Florida Attorney General Charlie Crist has activated a toll-free hotline and urged Florida consumers to report suspected price gouging associated with Hurricane Charley. The Attorney General's action follows Governor Bush's official declaration of an emergency for the State of Florida.
"It is important for Floridians to know that they will be protected from any potential price gouger during either of these storms, Bonnie or Charley," said Crist. "Safety is the first priority, then we need to take care of our property and possessions."
Those who suspect price gouging should call the hotline at 1-800-646-0444 (Florida only). Investigators will then look into the complaint. Florida law prohibits extreme increases in the price of such commodities as food, water, hotels, ice, gasoline, lumber and equipment necessary for use as a direct result of an officially declared emergency.
"We know that our fellow citizens can be devastated by what is happening and they will need our help," said Crist. "Unfortunately, there are those who would seek to profit from the misery of others. Anyone who seeks to charge unconscionable prices for vital goods should be warned that they will face the full force of Florida law. We encourage Floridians to report suspicious price increases to the hotline. Price gouging will not be tolerated."
Florida law states that a commodity price is unconscionable if it represents a "gross disparity" from the average price of that commodity during the 30 days immediately prior to the emergency. This applies unless the increase is attributable to additional costs incurred by the seller or to national or international market trends.
Violators of the price gouging statute are subject to civil penalties of $1,000 per violation up to a total of $25,000 for multiple violations committed in a single 24-hour period.
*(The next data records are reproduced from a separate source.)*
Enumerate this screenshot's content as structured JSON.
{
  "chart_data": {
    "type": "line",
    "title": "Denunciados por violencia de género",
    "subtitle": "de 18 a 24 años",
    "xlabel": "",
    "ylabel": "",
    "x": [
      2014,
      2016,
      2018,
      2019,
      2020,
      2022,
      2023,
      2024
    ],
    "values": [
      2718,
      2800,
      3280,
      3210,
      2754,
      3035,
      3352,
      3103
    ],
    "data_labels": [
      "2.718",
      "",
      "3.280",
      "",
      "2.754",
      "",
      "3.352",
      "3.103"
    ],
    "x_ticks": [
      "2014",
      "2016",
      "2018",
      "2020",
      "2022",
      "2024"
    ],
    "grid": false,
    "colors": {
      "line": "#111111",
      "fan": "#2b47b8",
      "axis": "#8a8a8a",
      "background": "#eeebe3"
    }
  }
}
The Attorney General also cautioned consumers to be wary of business scams that might arise in the wake of Tropical Storms Bonnie and Charley, including itinerant building repair and tree removal services. Crist said residents should deal whenever possible with local established companies for repairs or for financing to pay for any repairs that might not be covered by insurance.
Consumers should be wary about a "contractor" who knocks on the door with an offer to fix a roof or windows. Before signing any contracts, they should check the contractor's license, payment terms and other provisions.